La Jolla Parks and Beaches sets priorities for budget cycle

By Pat Sherman

La Jolla Parks and Beaches, Inc. (LJP&B) voted on its top priorities for capital improvement projects, in anticipation of an invitation by the mayor’s office for community groups to provide input on the capital improvement budget for fiscal year 2014 — this time, well before the city begins working on it in December.

After some discussion and a vote by active LJP&B members in attendance last month, the group decided that its top four priorities (and estimated costs) are:

1) Aesthetic improvements to the sidewalk on Coast Boulevard near Children’s Pool ($250,000)

2) A Coast Walk parking feasibility study ($50,000)

3) Improvements to Scripps Park ($1,863,000)

4) A parking plan for South Coast Boulevard ($299,942).

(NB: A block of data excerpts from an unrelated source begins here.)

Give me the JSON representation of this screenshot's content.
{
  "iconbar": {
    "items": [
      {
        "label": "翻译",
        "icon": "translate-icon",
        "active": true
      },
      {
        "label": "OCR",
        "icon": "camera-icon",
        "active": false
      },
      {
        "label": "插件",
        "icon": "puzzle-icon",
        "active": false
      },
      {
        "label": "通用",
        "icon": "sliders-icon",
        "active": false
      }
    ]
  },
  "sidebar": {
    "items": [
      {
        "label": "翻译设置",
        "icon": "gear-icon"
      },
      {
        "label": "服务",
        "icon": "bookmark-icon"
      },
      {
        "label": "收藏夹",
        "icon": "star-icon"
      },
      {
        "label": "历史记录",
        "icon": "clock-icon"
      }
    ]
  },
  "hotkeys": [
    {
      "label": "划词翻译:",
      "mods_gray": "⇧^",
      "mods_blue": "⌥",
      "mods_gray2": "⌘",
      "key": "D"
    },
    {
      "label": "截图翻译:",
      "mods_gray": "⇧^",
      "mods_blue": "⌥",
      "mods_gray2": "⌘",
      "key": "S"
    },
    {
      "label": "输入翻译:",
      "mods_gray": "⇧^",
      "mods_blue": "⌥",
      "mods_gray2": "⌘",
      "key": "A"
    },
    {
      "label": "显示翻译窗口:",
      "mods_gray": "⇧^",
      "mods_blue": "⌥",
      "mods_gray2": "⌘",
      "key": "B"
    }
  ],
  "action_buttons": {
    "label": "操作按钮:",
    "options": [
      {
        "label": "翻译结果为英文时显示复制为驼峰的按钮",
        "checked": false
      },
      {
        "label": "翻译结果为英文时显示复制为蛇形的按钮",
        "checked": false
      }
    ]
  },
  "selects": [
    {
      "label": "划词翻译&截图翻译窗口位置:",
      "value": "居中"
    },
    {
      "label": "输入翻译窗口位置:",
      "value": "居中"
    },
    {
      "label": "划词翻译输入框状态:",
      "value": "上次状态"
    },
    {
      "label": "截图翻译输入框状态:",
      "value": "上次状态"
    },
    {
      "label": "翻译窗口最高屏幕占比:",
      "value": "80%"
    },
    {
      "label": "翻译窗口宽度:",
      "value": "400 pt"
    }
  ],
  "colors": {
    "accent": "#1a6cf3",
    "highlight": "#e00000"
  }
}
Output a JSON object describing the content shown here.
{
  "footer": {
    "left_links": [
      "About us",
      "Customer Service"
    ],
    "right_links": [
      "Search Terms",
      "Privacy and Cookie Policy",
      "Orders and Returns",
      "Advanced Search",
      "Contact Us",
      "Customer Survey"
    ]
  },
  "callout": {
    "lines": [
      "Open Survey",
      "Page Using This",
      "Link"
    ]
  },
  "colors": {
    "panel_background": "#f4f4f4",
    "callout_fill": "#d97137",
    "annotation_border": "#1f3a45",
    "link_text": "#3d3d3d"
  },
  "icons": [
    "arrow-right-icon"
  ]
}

Prior to the meeting, LJP&B president Patrick Ahern and Dan Allen came up with a list of nine projects to consider. The chosen four priorities were sent to the La Jolla Community Planning Association to be integrated with other La Jolla capital improvement projects of importance, such as park, sewer and street repairs. Projects already under construction were removed from the prioritization process, Allen said, because they are expected to be complete.

• Mount Soledad lighting update

During public comment, architect James Alcorn offered an update on the Mt. Soledad Memorial Association’s proposal to illuminate the flag and portions of the veterans memorial at night.

During a lighting test held in July, some of the lights proposed to illuminate the steps and portions of the memorial wall were found to be too bright, Alcorn said.

“The end result is that the client has decided not to try to illuminate the walls,” Alcorn said. Lighting of the flag was received favorably by those at the test, Alcorn said, and will remain in the plans, thought the flag will be lit from below, rather than from the side.

Alcorn said 7-watt lamps illuminating the steps “looked horrible” and gave off too much light.

“Thank God they did some testing,” he said. “They’re now looking at a 3-watt LED lights to light the stairs at the end of certain walls,” Alcorn said, for a total of 12 lights.

Lighting of plaques around the circumference of the memorial was also considered too bright and removed from the plans.

Eventually, Alcorn said, there may be a second phase with more lights added to steps at the opposite side of the memorial, but for now there is no plan to add additional lights, he said.

In response to some concerns about the controversial, concrete cross being illuminated, Alcorn assured that lights would not be installed all the way up to the cross. A timer will most likely be installed to turn on the lights. Though the flag will be illuminated all night, the step lighting will be shut off when the park closes each night.